While i was having a look at the code, I noticed that the haskell entry was forkIO'ing a lot of threads, which is exactly what we want. But we weren't quite forking enough; one of the 503 threads was the main thread. Bad idea!
I learnt a few weeks ago, while working on my AVar package, that communicating between bound and non bound threads (forkIO'd vs. main) when using things like MVars can be really slow. And this is exactly what was happening:
main = do a <- newMVar . read . head =<< getArgs z <- foldM new a [2..ring] thread 1 z a
as you can see, the last/first thread was being run in main, so once per loop around the ring, we were talking to main via an MVar, and then talking to another forkIO'd thread via another MVar.

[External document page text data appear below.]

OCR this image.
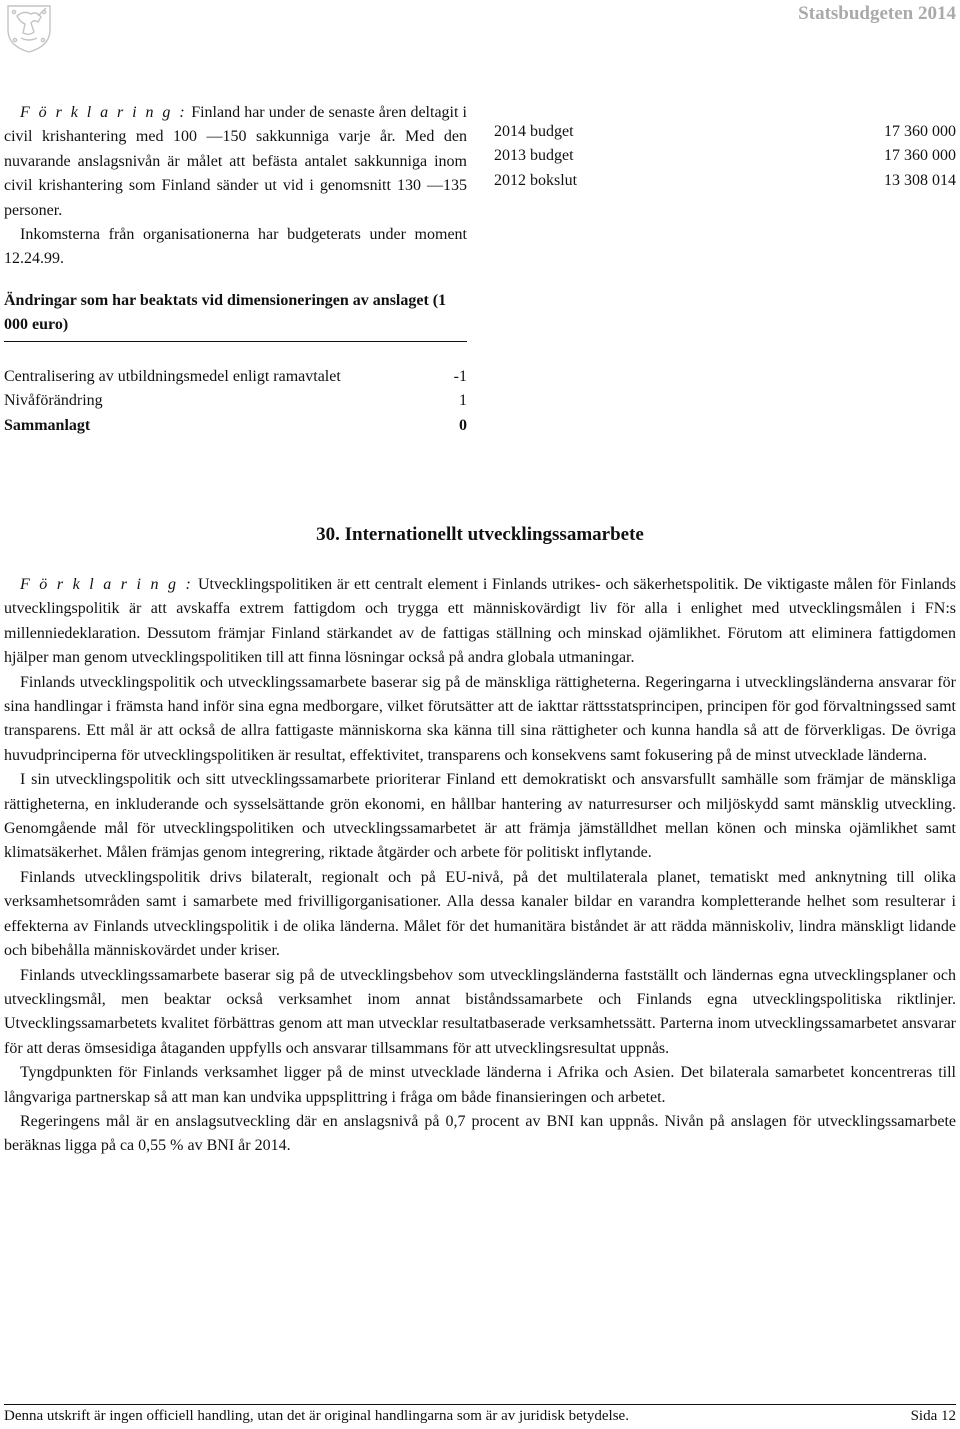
Statsbudgeten 2014

F ö r k l a r i n g : Finland har under de senaste åren deltagit i civil krishantering med 100 —150 sakkunniga varje år. Med den nuvarande anslagsnivån är målet att befästa antalet sakkunniga inom civil krishantering som Finland sänder ut vid i genomsnitt 130 —135 personer.

Inkomsterna från organisationerna har budgeterats under moment 12.24.99.

2014 budget	17 360 000
2013 budget	17 360 000
2012 bokslut	13 308 014
Ändringar som har beaktats vid dimensioneringen av anslaget (1 000 euro)
Centralisering av utbildningsmedel enligt ramavtalet	-1
Nivåförändring	1
Sammanlagt	0
30. Internationellt utvecklingssamarbete

F ö r k l a r i n g : Utvecklingspolitiken är ett centralt element i Finlands utrikes- och säkerhetspolitik. De viktigaste målen för Finlands utvecklingspolitik är att avskaffa extrem fattigdom och trygga ett människovärdigt liv för alla i enlighet med utvecklingsmålen i FN:s millenniedeklaration. Dessutom främjar Finland stärkandet av de fattigas ställning och minskad ojämlikhet. Förutom att eliminera fattigdomen hjälper man genom utvecklingspolitiken till att finna lösningar också på andra globala utmaningar.

Finlands utvecklingspolitik och utvecklingssamarbete baserar sig på de mänskliga rättigheterna. Regeringarna i utvecklingsländerna ansvarar för sina handlingar i främsta hand inför sina egna medborgare, vilket förutsätter att de iakttar rättsstatsprincipen, principen för god förvaltningssed samt transparens. Ett mål är att också de allra fattigaste människorna ska känna till sina rättigheter och kunna handla så att de förverkligas. De övriga huvudprinciperna för utvecklingspolitiken är resultat, effektivitet, transparens och konsekvens samt fokusering på de minst utvecklade länderna.

I sin utvecklingspolitik och sitt utvecklingssamarbete prioriterar Finland ett demokratiskt och ansvarsfullt samhälle som främjar de mänskliga rättigheterna, en inkluderande och sysselsättande grön ekonomi, en hållbar hantering av naturresurser och miljöskydd samt mänsklig utveckling. Genomgående mål för utvecklingspolitiken och utvecklingssamarbetet är att främja jämställdhet mellan könen och minska ojämlikhet samt klimatsäkerhet. Målen främjas genom integrering, riktade åtgärder och arbete för politiskt inflytande.

Finlands utvecklingspolitik drivs bilateralt, regionalt och på EU-nivå, på det multilaterala planet, tematiskt med anknytning till olika verksamhetsområden samt i samarbete med frivilligorganisationer. Alla dessa kanaler bildar en varandra kompletterande helhet som resulterar i effekterna av Finlands utvecklingspolitik i de olika länderna. Målet för det humanitära biståndet är att rädda människoliv, lindra mänskligt lidande och bibehålla människovärdet under kriser.

Finlands utvecklingssamarbete baserar sig på de utvecklingsbehov som utvecklingsländerna fastställt och ländernas egna utvecklingsplaner och utvecklingsmål, men beaktar också verksamhet inom annat biståndssamarbete och Finlands egna utvecklingspolitiska riktlinjer. Utvecklingssamarbetets kvalitet förbättras genom att man utvecklar resultatbaserade verksamhetssätt. Parterna inom utvecklingssamarbetet ansvarar för att deras ömsesidiga åtaganden uppfylls och ansvarar tillsammans för att utvecklingsresultat uppnås.

Tyngdpunkten för Finlands verksamhet ligger på de minst utvecklade länderna i Afrika och Asien. Det bilaterala samarbetet koncentreras till långvariga partnerskap så att man kan undvika uppsplittring i fråga om både finansieringen och arbetet.

Regeringens mål är en anslagsutveckling där en anslagsnivå på 0,7 procent av BNI kan uppnås. Nivån på anslagen för utvecklingssamarbete beräknas ligga på ca 0,55 % av BNI år 2014.

Denna utskrift är ingen officiell handling, utan det är original handlingarna som är av juridisk betydelse.	Sida 12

So here's what I did:
main = do a <- newMVar . read . head =<< getArgs z <- foldM new a [2..ring] ret <- newEmptyMVar forkIO (thread 1 z a >>= putMVar ret) takeMVar ret
Two and a half lines of code. What were the results? Well, when the program was run with n = 50,000,000, the original ran in ~14.2s, with -N{1,2,3,4}, my modified one took on average ~9.3s, which is about a 33% improvement. It should be noted that when both programs are compiled without -threaded, there is almost no difference in speed at all (and they both run considerably faster than the non threaded version). Need to talk to the shootout peeps and find out if it's against the rules to compile without -threaded, and get an even more massive speed boost.
-- Axman

Woah, amazing. It looks like Haskell won't lose this benchmark anytime soon (yeah, benchmarks are not *that* important, but they make a very nice marketing - and it's aways nice to be able to have speed when you need it).
Did you also checked if the chameneo benchmark could be improved in the same way?
Cool. Back when I submitted the first Haskell entry for this benchmark Haskell actually beat C (which was the fastest back then) by six times. It was six times faster! Those were fun times :-)
Hey Fernando,
I just had a quick go at seeing if i could speed up the chameneo-redux benchmark at all by using the same idea, but it didn't make any difference :(
Haha, wow, that really is amazing Josef. Can't have been that great though right? i mean, the current one is 19 tomes faster, and my one should bring it to more than 20x :P
Of course, I'm kidding, that really is awesomeness. I bet i know just how good that would feel too :D
-- Axman
Alex, I realize didn't make my point very well. Six times the speed of C seems minuscule these days. What I was hoping to communicate was the initial shock of just how much faster Haskell was compared to everything else in the benchmark at the time. And it wasn't like I had tried to optimize the program or anything. I just wrote the most obvious thing I could come up with since Haskell didn't have a submission for that particular benchmark and it just beat the crap out of C. So, yes, times are even better now compared to C but other languages are much closer. Back then we were six times better than the closest combatant.